Numerous campesinos denounced the impact of the aerial fumigations carried out by the Colombian military as part of Plan Colombia. A campesina told us how in November 1999, 20 days after bathing in a stream that had been recently fumigated with the Glyphosate chemical used by the Colombian military in the fumigations, her husband fell ill – four days later he died. Others reported the destruction of their crops: corn, beans, plantain, rice, cassava, all arbitrarily fumigated as part of the government's US backed anti-narcotics program. They have received no compensation.
A trade-unionist and leader of sugar-cane workers informed the audience of his ordeal. An emblematic case demonstrating the 'victimisation' and 're-victimisation' suffered by so many community activists and human rights defenders. In August 2002 he had 7 Ha (1 Hectare is equal to 2.5 acres) of sugar-cane destroyed by aerial fumigations. He carried on. In July 2003 he had 22 Ha of sugar-cane cultivated and ready for harvest. At the beginning of that month came the second fumigation destroying once more his entire crop. As he sought justice for his damaged crops he received nothing less than attacks from paramilitaries, accusations of growing sugar-cane for the guerrilla from the the state's criminal investigation unit (CTI), and a series of arrest warrants which led to his detention for rebellion. He was released after eight days.
An end to impunity
Colombia's high impunity rate is alarming. According to the Washington based human rights organisation US Office on Colombia, of 784 human rights defenders threatened, attacked, or assassinated (pdf) between 2002 and 2009, only ten cases have seen a conviction. Indeed UN officials have repeatedly manifested their concern, again questioning government achievements in their recently released annual human rights report. But it is not just the impunity that is of concern. Instead of receiving positive judicial results, the victims are often confronted with further threats, attacks or even legal processes.

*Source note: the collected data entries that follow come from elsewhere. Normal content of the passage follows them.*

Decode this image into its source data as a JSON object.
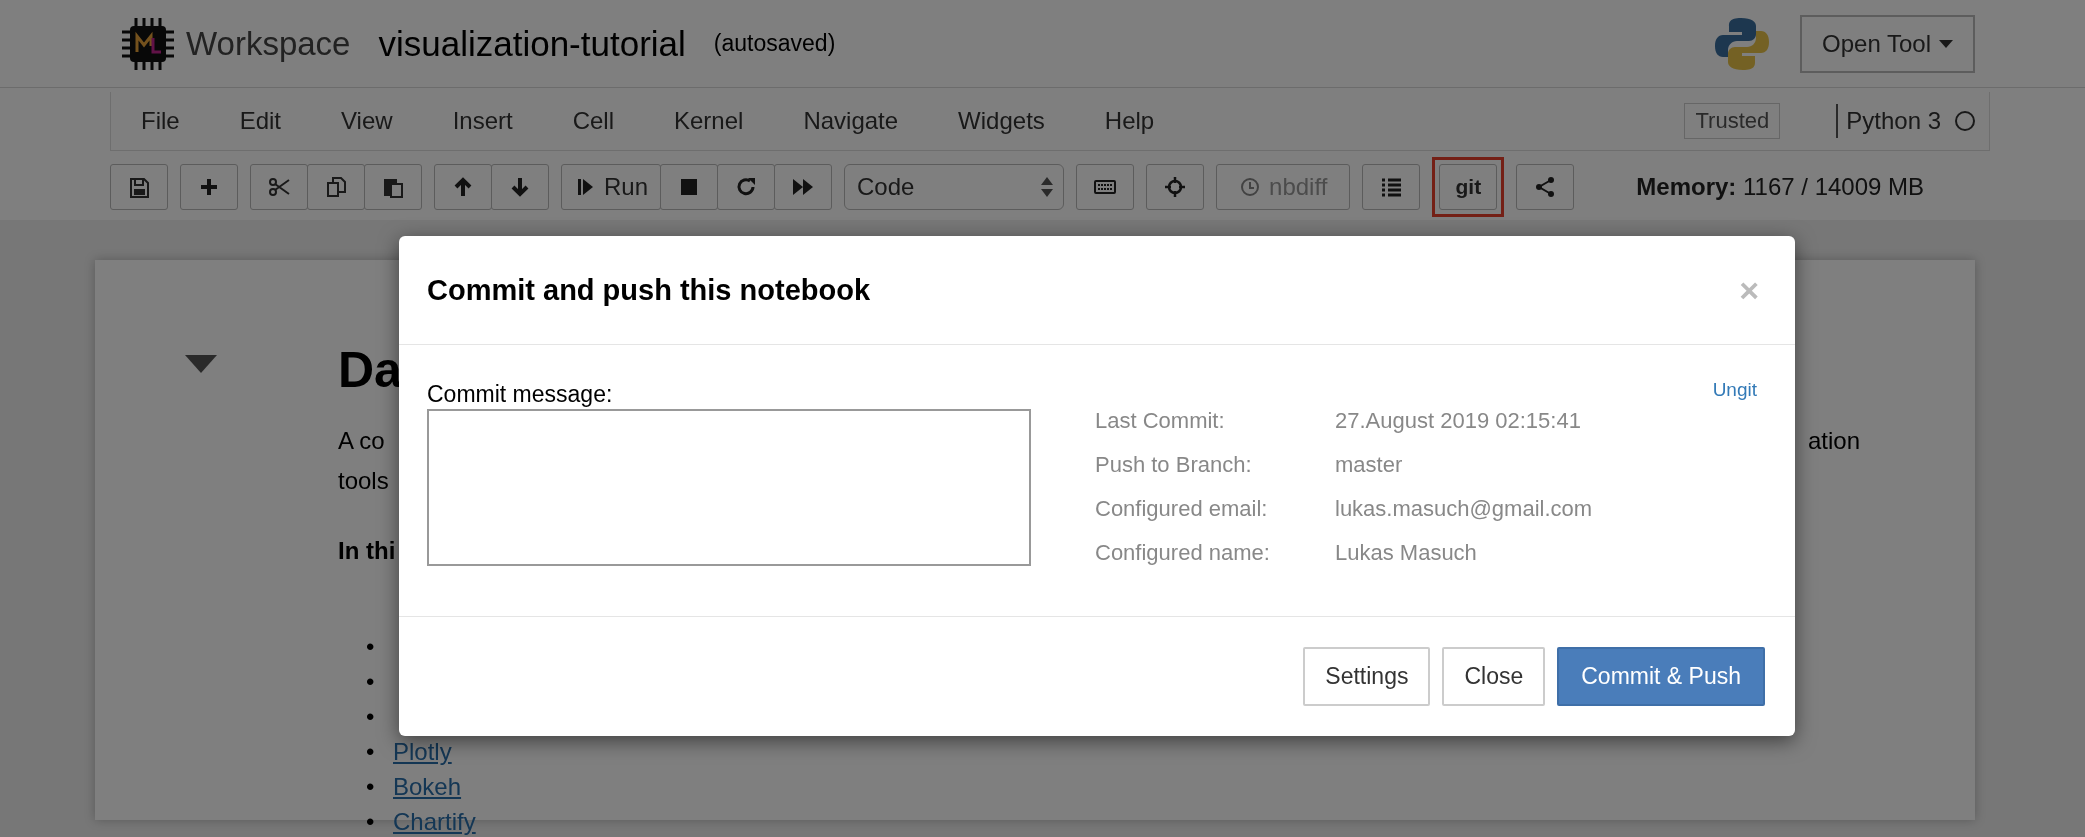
{
  "header": {
    "brand": "Workspace",
    "notebook_title": "visualization-tutorial",
    "save_status": "(autosaved)",
    "open_tool": "Open Tool"
  },
  "menu": [
    "File",
    "Edit",
    "View",
    "Insert",
    "Cell",
    "Kernel",
    "Navigate",
    "Widgets",
    "Help"
  ],
  "trusted": "Trusted",
  "kernel": {
    "name": "Python 3",
    "busy": false
  },
  "toolbar": [
    [
      {
        "kind": "icon"
      }
    ],
    [
      {
        "kind": "icon"
      }
    ],
    [
      {
        "kind": "icon"
      },
      {
        "kind": "icon"
      },
      {
        "kind": "icon"
      }
    ],
    [
      {
        "kind": "icon"
      },
      {
        "kind": "icon"
      }
    ],
    [
      {
        "kind": "icon_label",
        "label": "Run"
      },
      {
        "kind": "icon"
      },
      {
        "kind": "icon"
      },
      {
        "kind": "icon"
      }
    ],
    [
      {
        "kind": "select",
        "value": "Code"
      }
    ],
    [
      {
        "kind": "icon"
      }
    ],
    [
      {
        "kind": "icon"
      }
    ],
    [
      {
        "kind": "icon_label",
        "label": "nbdiff",
        "disabled": true
      }
    ],
    [
      {
        "kind": "icon"
      }
    ],
    [
      {
        "kind": "label",
        "label": "git",
        "highlighted": true
      }
    ],
    [
      {
        "kind": "icon"
      }
    ]
  ],
  "memory": {
    "label": "Memory:",
    "value": "1167 / 14009 MB"
  },
  "notebook": {
    "heading": "Da",
    "para_lines": [
      "A co",
      "tools"
    ],
    "para_right": "ation",
    "subheading": "In thi",
    "list": [
      {
        "bullet": "•"
      },
      {
        "bullet": "•"
      },
      {
        "bullet": "•"
      },
      {
        "bullet": "•",
        "link": "Plotly"
      },
      {
        "bullet": "•",
        "link": "Bokeh"
      },
      {
        "bullet": "•",
        "link": "Chartify"
      }
    ]
  },
  "modal": {
    "title": "Commit and push this notebook",
    "close": "×",
    "message_label": "Commit message:",
    "link": "Ungit",
    "info": [
      {
        "label": "Last Commit:",
        "value": "27.August 2019 02:15:41"
      },
      {
        "label": "Push to Branch:",
        "value": "master"
      },
      {
        "label": "Configured email:",
        "value": "lukas.masuch@gmail.com"
      },
      {
        "label": "Configured name:",
        "value": "Lukas Masuch"
      }
    ],
    "buttons": [
      {
        "label": "Settings",
        "kind": "default"
      },
      {
        "label": "Close",
        "kind": "default"
      },
      {
        "label": "Commit & Push",
        "kind": "primary"
      }
    ]
  }
}
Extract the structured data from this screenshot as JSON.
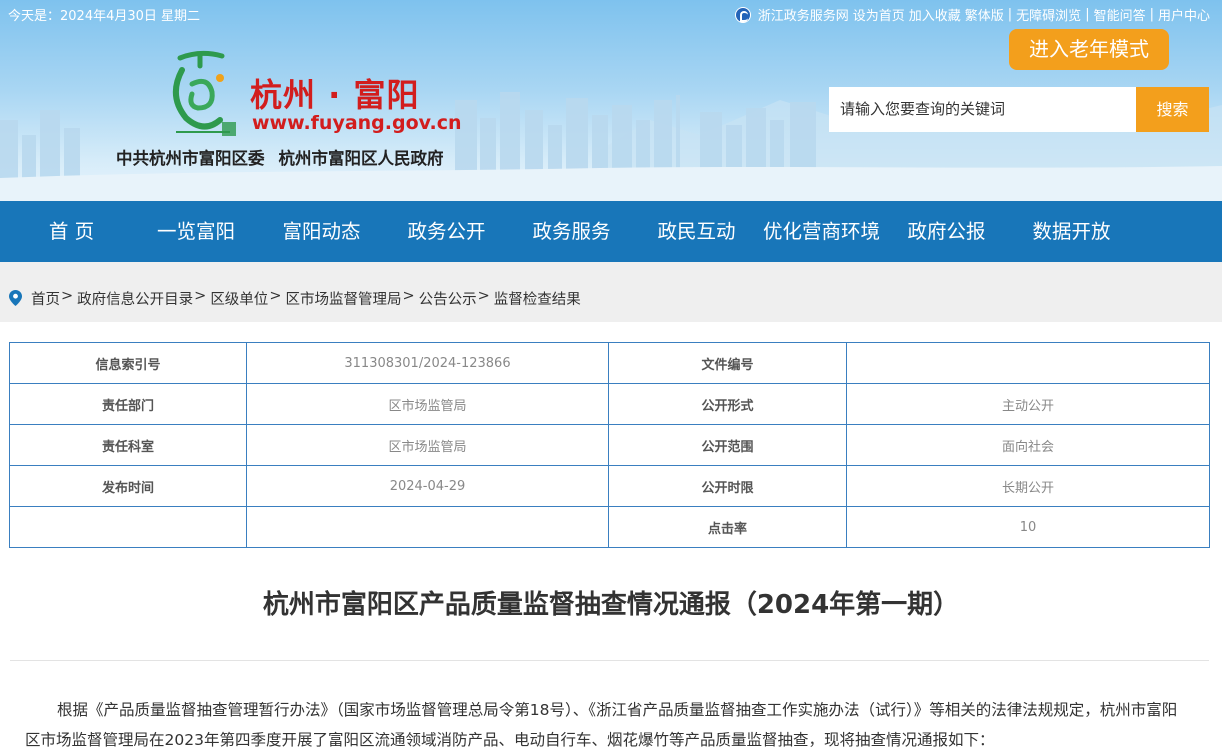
{
  "topbar": {
    "date_text": "今天是：2024年4月30日 星期二",
    "links": [
      "浙江政务服务网",
      "设为首页",
      "加入收藏",
      "繁体版",
      "|",
      "无障碍浏览",
      "|",
      "智能问答",
      "|",
      "用户中心"
    ],
    "zj_icon": "zjzwfw-logo-icon"
  },
  "header": {
    "site_title": "杭州 · 富阳",
    "site_url": "www.fuyang.gov.cn",
    "org_left": "中共杭州市富阳区委",
    "org_right": "杭州市富阳区人民政府",
    "elder_mode": "进入老年模式",
    "search_placeholder": "请输入您要查询的关键词",
    "search_button": "搜索",
    "logo_icon": "fuyang-logo-icon"
  },
  "nav": [
    "首 页",
    "一览富阳",
    "富阳动态",
    "政务公开",
    "政务服务",
    "政民互动",
    "优化营商环境",
    "政府公报",
    "数据开放"
  ],
  "breadcrumb": {
    "icon": "location-pin-icon",
    "items": [
      "首页",
      "政府信息公开目录",
      "区级单位",
      "区市场监督管理局",
      "公告公示",
      "监督检查结果"
    ],
    "separator": ">"
  },
  "info": {
    "rows": [
      {
        "k1": "信息索引号",
        "v1": "311308301/2024-123866",
        "k2": "文件编号",
        "v2": ""
      },
      {
        "k1": "责任部门",
        "v1": "区市场监管局",
        "k2": "公开形式",
        "v2": "主动公开"
      },
      {
        "k1": "责任科室",
        "v1": "区市场监管局",
        "k2": "公开范围",
        "v2": "面向社会"
      },
      {
        "k1": "发布时间",
        "v1": "2024-04-29",
        "k2": "公开时限",
        "v2": "长期公开"
      },
      {
        "k1": "",
        "v1": "",
        "k2": "点击率",
        "v2": "10"
      }
    ]
  },
  "article": {
    "title": "杭州市富阳区产品质量监督抽查情况通报（2024年第一期）",
    "paragraph": "根据《产品质量监督抽查管理暂行办法》（国家市场监督管理总局令第18号）、《浙江省产品质量监督抽查工作实施办法（试行）》等相关的法律法规规定，杭州市富阳区市场监督管理局在2023年第四季度开展了富阳区流通领域消防产品、电动自行车、烟花爆竹等产品质量监督抽查，现将抽查情况通报如下："
  }
}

Before the close of the event, the 390 cases were collected together and, with the backing of a senator and two house representatives, were presented to a delegate from the public prosecutor's office. The coalition of grass-roots and human rights organisations have acted and will continue to act in the search of an end to impunity and a new social reality for Putumayo. The responsibility lies also with the public institutions to comply with their obligations, to push for an end to impunity, and to provide justice for the victims of Putumayo and the many more across Colombia.
As Mario the campesino leader succinctly affirmed, “for true peace, first there must be justice.”